В многочисленных упоминаниях про «интимнейшие „дневники“ эсотерических узнаний» Белый неизменно подчеркивал, что они с А. А. Тургеневой и многими другими учениками Штейнера «вели дневники рисунков», что «отчет был регистрацией в рисунках с ними бывшего» (ВШ. С. 367):
Вы и представить не можете, с какою осмелевшею «прыткостью» всю последующую неделю (с утра до ночи) я, «обмозговывая», вертел, сложнил свои же схемы, тронутые ретушью его; вдохновляясь его же словами, чтобы они задвигались; на следующей неделе я явился уже не с листом, а… с портфелем листов; и он опять внимательно со мною их разглядывал: и те, что были обращены к познанию, и те, что были экстрактом «дневника», т. е. «схемы» еще кипятящиеся в ощущениях, в хаосе первого становления.
Поскольку мой опознанный материал являл собою вид строго вычерченных рисунков с кругами, проведенными циркулем, с линиями, проведенными линейкой, где пересечения оттенялись всеми оттенками цветных чернил (фланг пузырьков угрожал столам и подоконникам), — постольку «сырье» было каракулями в смысле уродцев и гротесков, изображенных там с комментариями «гротесков» текста, и по содержанию, и по ужасающему нагромождению этимологических и синтаксических ошибок (ВШ. С. 362–363).

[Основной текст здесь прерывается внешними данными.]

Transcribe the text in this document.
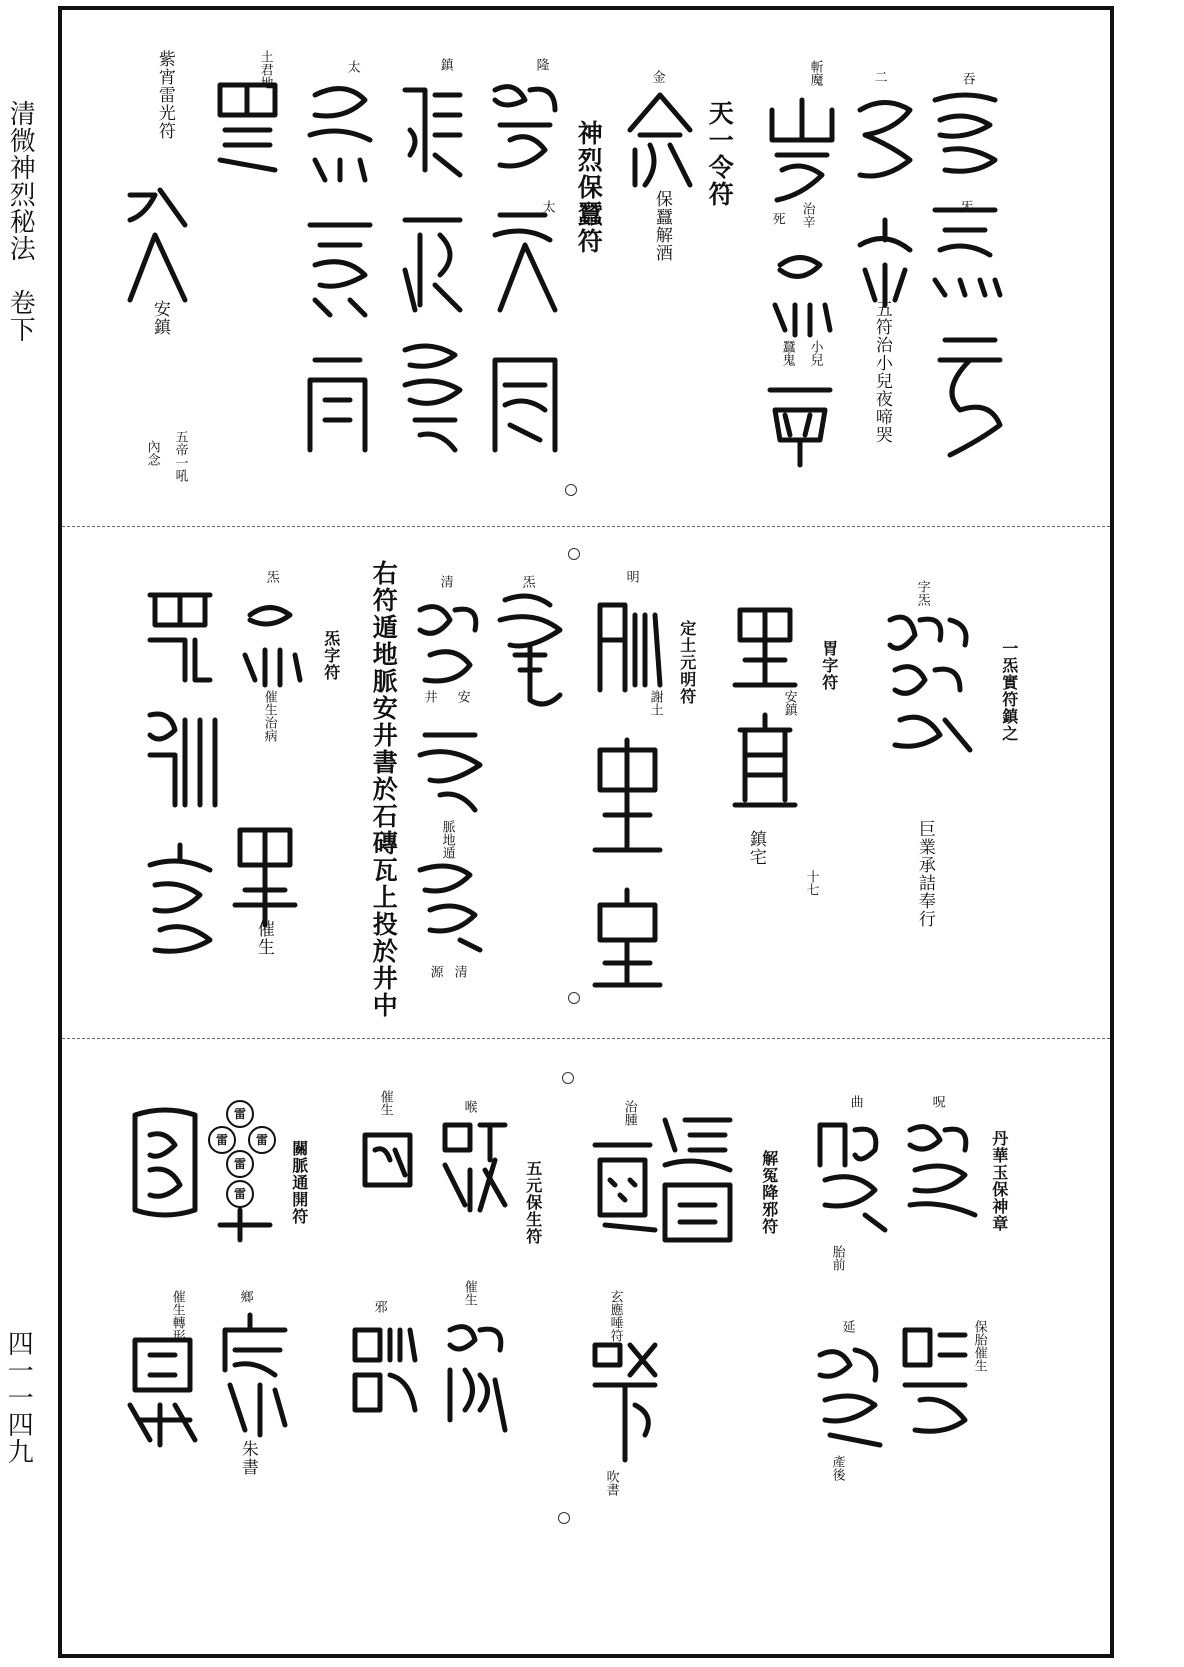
清微神烈秘法　卷下
四一一四九
吞
炁
五符治小兒夜啼哭
二
斬魔
治辛
死
小兒
蠶鬼
天一令符
金
保蠶解酒
神烈保蠶符
隆
太
鎮
太
土君地
紫宵雷光符
安鎮
五帝一吼
內念
一炁實符鎮之
字炁
巨業承詰奉行
胃字符
安鎮
鎮宅
十七
定土元明符
明
謝土
炁
清
安
井
脈地遁
清
源
右符遁地脈安井書於石磚瓦上投於井中
炁字符
炁
催生治病
催生
丹華玉保神章
保胎催生
呪
曲
胎前
延
產後
解冤降邪符
治腫
玄應唾符
吹書
五元保生符
喉
催生
催生
邪
關脈通開符
雷
雷	雷
雷
雷
鄉
朱書
催生轉形
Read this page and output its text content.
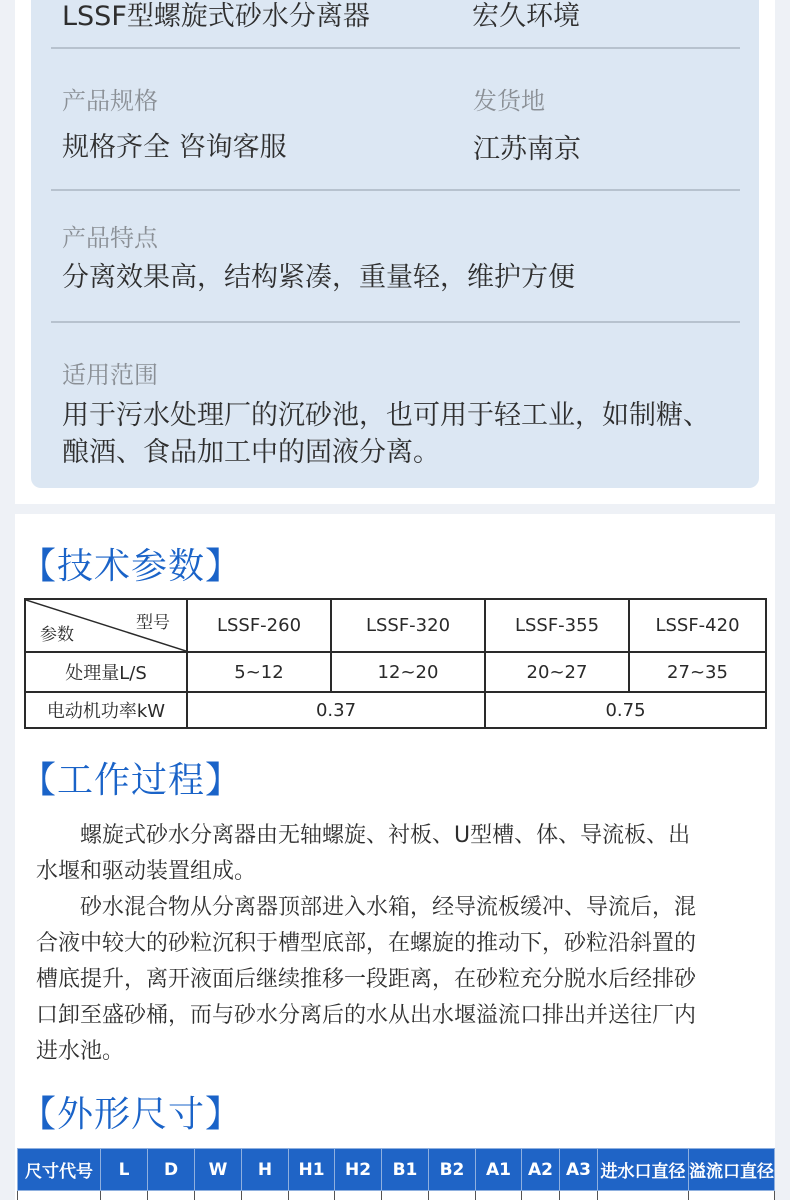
LSSF型螺旋式砂水分离器	宏久环境
产品规格	发货地
规格齐全 咨询客服	江苏南京
产品特点
分离效果高，结构紧凑，重量轻，维护方便
适用范围
用于污水处理厂的沉砂池，也可用于轻工业，如制糖、
酿酒、食品加工中的固液分离。
【技术参数】
型号
参数	LSSF-260	LSSF-320	LSSF-355	LSSF-420
处理量L/S	5~12	12~20	20~27	27~35
电动机功率kW	0.37		0.75	
【工作过程】
螺旋式砂水分离器由无轴螺旋、衬板、U型槽、体、导流板、出
水堰和驱动装置组成。
砂水混合物从分离器顶部进入水箱，经导流板缓冲、导流后，混
合液中较大的砂粒沉积于槽型底部，在螺旋的推动下，砂粒沿斜置的
槽底提升，离开液面后继续推移一段距离，在砂粒充分脱水后经排砂
口卸至盛砂桶，而与砂水分离后的水从出水堰溢流口排出并送往厂内
进水池。
【外形尺寸】
尺寸代号	L	D	W	H	H1	H2	B1	B2	A1	A2	A3	进水口直径	溢流口直径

И действительно, около сотни такого рода медитативных рисунков сохранилось в архиве «Наследие Р. Штейнера» в Дорнахе; уцелело, возможно, и несколько схем, подобных тем, о которых пишет Белый. Однако рассказы о духовной работе и жизни того времени позволяют предположить, что только рисунками и схемами Белый не ограничивался.
Например, в «Ракурсе к дневнику», в записи за январь 1913-го, он указывает: «Весь месяц усиленнейшие медитации; <…> веду дневники и отчеты» (РД. С. 401). В записи за февраль 1913‐го дневники и отчеты также оказываются отнюдь не тождественны друг другу: «Свидание с доктором Штейнером; сдаю отчет ему в работе и дневники» (РД. С. 401). Уже много лет спустя, в знаменитом автобиографическом письме Иванову-Разумнику от 1–3 марта 1927 года, Белый подчеркивал, что в четырехлетие «1912–1915» «никаких литературных „трудов“» (за исключением «Котика Летаева» и книги «Рудольф Штейнер и Гете в мировоззрении современности») не было, но было «множество других: медитативных схем, дневников, отчетов доктору» (Белый — Иванов-Разумник. С. 502). Да и в приведенной выше цитате из мемуаров, описывающей технику подготовки отчетов, Белый указывал, что некоторые из сдаваемых рисунков и схем были «экстрактом „дневника“».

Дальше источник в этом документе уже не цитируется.